Michelle Perrot : « Il fallait rendre les femmes visibles »

La collection « Bouquins » a réuni en un recueil certains des principaux ouvrages de Michelle Perrot. Elle raconte ici comment elle en est venue à travailler sur l’histoire des ouvriers en grève puis sur celle, alors novatrice, des femmes.

U n récit historique […] dit ce qui a paru important à une génération, ce à quoi elle a été sensible, au risque d’étonner ses successeurs qui regardent ailleurs. » Succédant à ses maîtres, notamment de l’école des Annales, Michelle Perrot souligne ainsi, après ses premiers travaux sur l’histoire de la classe ouvrière, comment sa discipline s’est ouverte à un large champ de recherches consacrées à la moitié de l’humanité : les femmes.

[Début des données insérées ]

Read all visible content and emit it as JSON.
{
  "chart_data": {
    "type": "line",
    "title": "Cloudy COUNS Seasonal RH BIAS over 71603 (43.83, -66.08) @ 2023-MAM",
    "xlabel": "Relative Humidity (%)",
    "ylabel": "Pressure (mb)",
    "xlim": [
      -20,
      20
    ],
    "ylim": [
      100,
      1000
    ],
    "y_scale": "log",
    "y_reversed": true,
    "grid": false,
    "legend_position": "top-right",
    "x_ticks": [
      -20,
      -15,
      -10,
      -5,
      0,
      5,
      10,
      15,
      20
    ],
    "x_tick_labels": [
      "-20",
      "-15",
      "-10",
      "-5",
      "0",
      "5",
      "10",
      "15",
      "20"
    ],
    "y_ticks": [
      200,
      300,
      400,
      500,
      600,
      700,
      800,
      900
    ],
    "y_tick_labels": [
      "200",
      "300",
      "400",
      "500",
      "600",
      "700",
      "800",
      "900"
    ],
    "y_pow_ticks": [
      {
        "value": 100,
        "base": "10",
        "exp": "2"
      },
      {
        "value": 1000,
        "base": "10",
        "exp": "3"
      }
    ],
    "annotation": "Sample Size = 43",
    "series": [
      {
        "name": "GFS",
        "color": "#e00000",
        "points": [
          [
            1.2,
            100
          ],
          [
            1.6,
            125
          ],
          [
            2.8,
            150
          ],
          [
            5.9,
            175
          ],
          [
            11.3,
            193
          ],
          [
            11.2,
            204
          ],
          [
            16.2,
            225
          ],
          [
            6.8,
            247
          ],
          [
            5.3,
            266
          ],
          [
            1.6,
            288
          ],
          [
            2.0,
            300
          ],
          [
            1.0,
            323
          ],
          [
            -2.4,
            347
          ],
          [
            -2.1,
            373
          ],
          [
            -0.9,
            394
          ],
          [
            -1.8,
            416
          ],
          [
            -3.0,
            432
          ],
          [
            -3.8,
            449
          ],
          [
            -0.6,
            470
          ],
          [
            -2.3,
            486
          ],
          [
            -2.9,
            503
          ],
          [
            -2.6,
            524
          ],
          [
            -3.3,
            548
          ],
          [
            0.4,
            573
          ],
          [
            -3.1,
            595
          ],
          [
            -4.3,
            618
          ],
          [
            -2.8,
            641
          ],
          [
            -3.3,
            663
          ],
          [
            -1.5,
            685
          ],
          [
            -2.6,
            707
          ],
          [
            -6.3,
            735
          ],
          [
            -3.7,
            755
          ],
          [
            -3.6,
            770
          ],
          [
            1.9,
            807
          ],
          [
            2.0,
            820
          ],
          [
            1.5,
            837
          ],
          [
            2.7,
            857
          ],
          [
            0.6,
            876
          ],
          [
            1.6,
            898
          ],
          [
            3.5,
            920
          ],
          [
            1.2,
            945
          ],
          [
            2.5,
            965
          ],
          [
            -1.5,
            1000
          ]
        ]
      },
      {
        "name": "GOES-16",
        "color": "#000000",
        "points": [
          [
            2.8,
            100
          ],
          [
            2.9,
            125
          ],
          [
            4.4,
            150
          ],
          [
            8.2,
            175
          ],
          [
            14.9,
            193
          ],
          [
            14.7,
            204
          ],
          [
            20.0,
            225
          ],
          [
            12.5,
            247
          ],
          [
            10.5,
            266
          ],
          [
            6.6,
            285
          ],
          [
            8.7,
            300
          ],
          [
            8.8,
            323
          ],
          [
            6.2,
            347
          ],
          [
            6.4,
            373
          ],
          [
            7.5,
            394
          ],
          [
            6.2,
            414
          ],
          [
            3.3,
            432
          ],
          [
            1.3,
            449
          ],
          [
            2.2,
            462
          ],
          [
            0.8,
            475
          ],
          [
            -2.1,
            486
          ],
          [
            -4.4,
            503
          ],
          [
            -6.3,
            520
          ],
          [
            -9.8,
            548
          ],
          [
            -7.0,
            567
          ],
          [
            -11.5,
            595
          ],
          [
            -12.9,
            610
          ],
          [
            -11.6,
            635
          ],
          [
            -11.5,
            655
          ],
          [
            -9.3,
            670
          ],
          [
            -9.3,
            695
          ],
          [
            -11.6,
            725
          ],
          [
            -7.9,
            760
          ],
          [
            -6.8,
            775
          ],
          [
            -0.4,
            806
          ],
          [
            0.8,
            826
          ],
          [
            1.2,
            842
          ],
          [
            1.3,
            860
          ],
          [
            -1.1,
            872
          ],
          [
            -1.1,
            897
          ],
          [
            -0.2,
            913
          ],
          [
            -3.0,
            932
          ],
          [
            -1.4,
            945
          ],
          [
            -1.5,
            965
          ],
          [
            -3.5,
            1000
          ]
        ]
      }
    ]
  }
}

Absentes (ou presque), aussi bien parmi les historiens que dans leurs travaux jusqu’à l’orée des années 1970, celles-ci deviennent ainsi, sous son impulsion (avec d’autres), objets et sujets de recherches en histoire. Ouvrant ainsi le « chemin des femmes » – expression qui donne son titre au recueil rassemblant plusieurs livres de Michelle Perrot, qui vient de paraître (1) – dans l’historiographie contemporaine…

Comment était la discipline historique lorsque vous avez entamé vos études, puis êtes devenue enseignante d’histoire à Caen ?

Michelle Perrot : La discipline historique était alors – c’était l’immédiate après-guerre – certes érudite, mais aussi conservatrice. Il y avait de très bons professeurs, mais ce n’étaient pas les idées qui prenaient le dessus, plutôt le sérieux, le travail sur les archives. Toutefois, on sentait un souffle nouveau se lever progressivement, dû notamment à deux grands professeurs : Pierre Renouvin et Ernest Labrousse. Le premier traitait surtout des relations internationales et, s’il n’était pas d’un grand modernisme, notamment sur la forme, ses cours donnaient à voir des éléments tout à fait intéressants et originaux. Je me souviens en particulier de ses cours sur le mouvement des nationalités et, face à tout ce qui se passe en Europe aujourd’hui, notamment à l’Est, je retrouve beaucoup d’éléments qu’il pointait, parmi les tout premiers, déjà à l’époque. Et puis il y avait évidemment Labrousse, qui dispensait des cours d’histoire économique et sociale. Ce qui, pour une bonne part, peut paraître aujourd’hui suranné, mais était alors très neuf, avec une approche quantitative marquée. Ce type d’histoire faisait le lien avec d’autres sciences sociales, notamment la sociologie, avec des gens comme François Simiand ou Maurice Halbwachs. C’était bien là un souffle nouveau.

Par ailleurs, Labrousse était étroitement lié à l’école des Annales (sans en être l’un des principaux piliers) et s’occupait de l’Institut Marc-Bloch, qui était un des lieux novateurs pour la discipline historique. Celle-ci était donc plutôt conservatrice, mais avec des gens brillants, curieux, qui savaient beaucoup de choses. Et j’étais, à l’époque, particulièrement admirative de Labrousse.

Après la guerre, étudiante, vous arrivez de province, jeune fille plutôt « rangée » et très croyante. Or, concernant l’Église, vous écrivez qu’il vous apparaît alors clairement que « le vaisseau prenait eau de toutes parts »

Sans aucun doute ! Si je devais donner un exemple, je décrirais comment, au cours Bossuet, où j’étais élève avant la fac, on nous parlait de la classe ouvrière comme d’une classe « malheureuse ». Mais malheureuse, pourquoi ? Parce qu’elle ne croyait pas en Dieu ! Néanmoins, c’est ainsi que j’ai pris conscience de la condition ouvrière et ai commencé à m’y intéresser.